Although commercial real estate markets showed signs of recovery in 2011, commercial lending standards have tightened in the past year for small businesses and scuttled a major portion of contracted transactions for smaller properties, according to the National Association of Realtors® annual Commercial Real Estate 2012 Lending Survey.
Lawrence Yun, NAR chief economist, said there is a significant split in commercial lending depending on value. “This is very much a tale of two markets. There have been notable improvements in capital for large commercial transactions valued at $2.5 million or higher, but there remain significant challenges for small business,” he said.
“Our Realtor® members typically are involved in helping commercial clients with purchases under $2 million, where a lack of capital has caused two out of three respondents to report deals have fallen through. Given that most jobs are created through small business, the lack of capital is hurting small businesses and the overall economic recovery.”
According to Real Capital Analytics, more than 13,000 major properties valued at $2.5 million or higher traded hands in 2011. Sales volume increased 51 percent over 2010 to $205.8 billion, with the lion’s share of lending funds coming from big banks. Other funding sources include insurance companies and institutional investors.
By contrast, the NAR survey shows that small business transactions rely heavily on smaller regional and local banks, and small private investors, for lending capital.
Respondents indicate nearly 30 percent of smaller commercial properties are purchased with cash, reflecting the tight credit environment, and some are seller financed. “When credit is tight, cash is king,” Yun added.
The most common types of property transactions referenced in the survey were multifamily, land, warehouse, suburban office and retail strip centers. Other property types include industrial flex space, central business district office, freestanding retail, and restaurants.
Realtors® report the system is clogged with property that must be sold or refinanced, which is significantly impacting the recovery. Long-time investors who never had a problem getting a loan in the past are now being declined.
More than half of respondents say lending is just as stringent as a year ago, while 23 percent say it is more stringent; 20 percent say it is less stringent but not near historical averages. Members also complained about banks being over-regulated, and refinancing being denied due to stringent internal lender underwriting requirements or low appraisal valuations.

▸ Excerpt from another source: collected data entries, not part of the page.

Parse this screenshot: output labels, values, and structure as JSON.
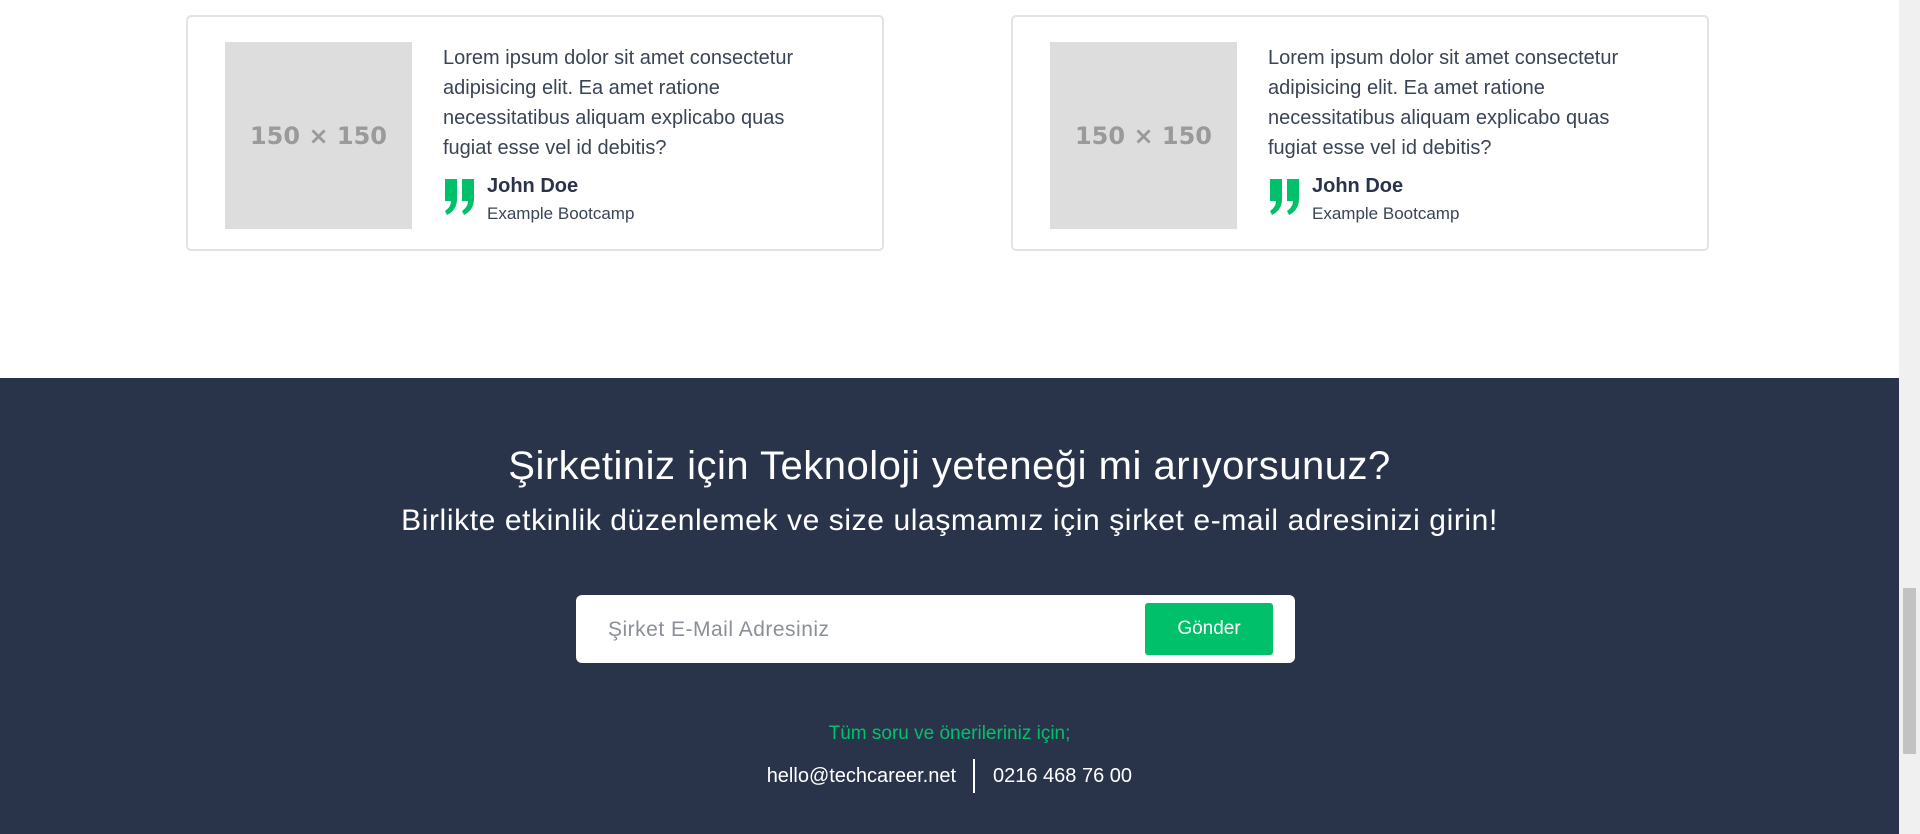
{
  "testimonials": [
    {
      "image_label": "150 × 150",
      "quote": "Lorem ipsum dolor sit amet consectetur adipisicing elit. Ea amet ratione necessitatibus aliquam explicabo quas fugiat esse vel id debitis?",
      "author": "John Doe",
      "organization": "Example Bootcamp"
    },
    {
      "image_label": "150 × 150",
      "quote": "Lorem ipsum dolor sit amet consectetur adipisicing elit. Ea amet ratione necessitatibus aliquam explicabo quas fugiat esse vel id debitis?",
      "author": "John Doe",
      "organization": "Example Bootcamp"
    }
  ],
  "cta": {
    "title": "Şirketiniz için Teknoloji yeteneği mi arıyorsunuz?",
    "subtitle": "Birlikte etkinlik düzenlemek ve size ulaşmamız için şirket e-mail adresinizi girin!",
    "email_placeholder": "Şirket E-Mail Adresiniz",
    "email_value": "",
    "submit_label": "Gönder",
    "contact_label": "Tüm soru ve önerileriniz için;",
    "contact_email": "hello@techcareer.net",
    "contact_phone": "0216 468 76 00"
  },
  "colors": {
    "accent": "#00c16a",
    "footer_bg": "#29344b",
    "text": "#3a4456"
  },
  "icons": [
    "quote-icon"
  ]
}
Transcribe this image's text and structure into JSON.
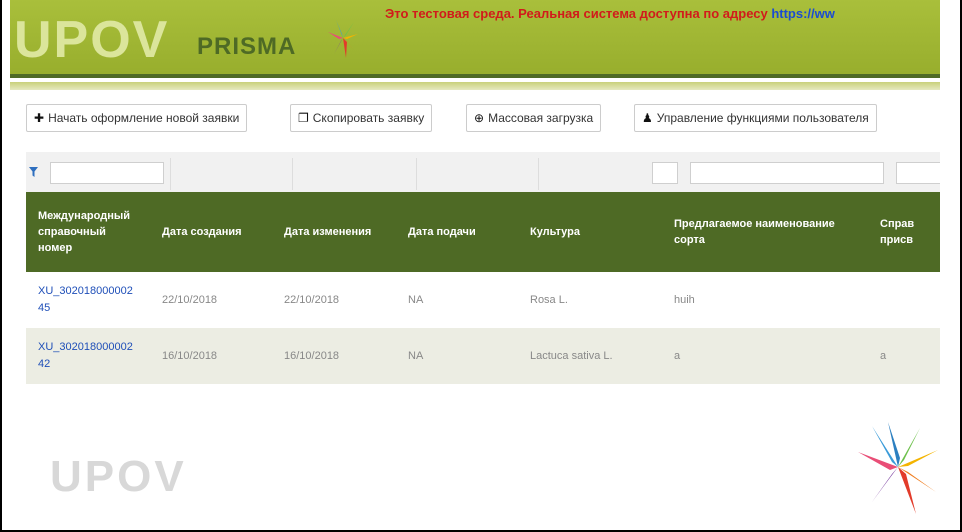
{
  "header": {
    "logo_main": "UPOV",
    "logo_sub": "PRISMA",
    "test_notice": "Это тестовая среда. Реальная система доступна по адресу ",
    "test_link": "https://ww"
  },
  "toolbar": {
    "new_app": {
      "label": "Начать оформление новой заявки",
      "icon": "plus-icon"
    },
    "copy_app": {
      "label": "Скопировать заявку",
      "icon": "copy-icon"
    },
    "bulk_upload": {
      "label": "Массовая загрузка",
      "icon": "upload-icon"
    },
    "user_roles": {
      "label": "Управление функциями пользователя",
      "icon": "user-icon"
    }
  },
  "filter": {
    "icon": "funnel-icon"
  },
  "table": {
    "columns": [
      "Международный справочный номер",
      "Дата создания",
      "Дата изменения",
      "Дата подачи",
      "Культура",
      "Предлагаемое наименование сорта",
      "Справ присв"
    ],
    "rows": [
      {
        "id": "XU_30201800000245",
        "created": "22/10/2018",
        "modified": "22/10/2018",
        "filed": "NA",
        "crop": "Rosa L.",
        "denomination": "huih",
        "ref": ""
      },
      {
        "id": "XU_30201800000242",
        "created": "16/10/2018",
        "modified": "16/10/2018",
        "filed": "NA",
        "crop": "Lactuca sativa L.",
        "denomination": "a",
        "ref": "a"
      }
    ]
  },
  "footer": {
    "logo": "UPOV"
  },
  "colors": {
    "header_green": "#a9bf3b",
    "dark_green": "#4e6a25",
    "alert_red": "#d11b1b",
    "link_blue": "#1f4fb8"
  }
}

Thirty-six percent of Realtors® said clients used the Small Business Administration commercial refinance program, but of those who didn’t, 45 percent said it was due to burdensome application and reporting requirements.
The Commercial Real Estate 2012 Lending Survey is published by the NAR Research Division for the commercial community. In April 2012, a random sample of 32,459 Realtors® with an interest in commercial real estate was invited to complete an online survey. A total of 474 responses were received, for an overall response rate of 1.46 percent.
NAR’s Commercial Division, formed in 1990, provides targeted products and services to meet the needs of the commercial market and constituency within NAR. The NAR commercial components include commercial members; commercial committees, subcommittees and forums; commercial real estate boards and structures; and the NAR commercial affiliate organizations – CCIM Institute, Institute of Real Estate Management, Realtors® Land Institute,
Society of Industrial and Office Realtors®, and Counselors of Real Estate.
Approximately 78,000 NAR and institute affiliate members specialize in commercial brokerage and related services, and an additional 232,000 members offer commercial real estate services as a secondary business.
The National Association of Realtors®, “The Voice for Real Estate,” is America’s largest trade association, representing 1 million members involved in all aspects of the residential and commercial real estate industries.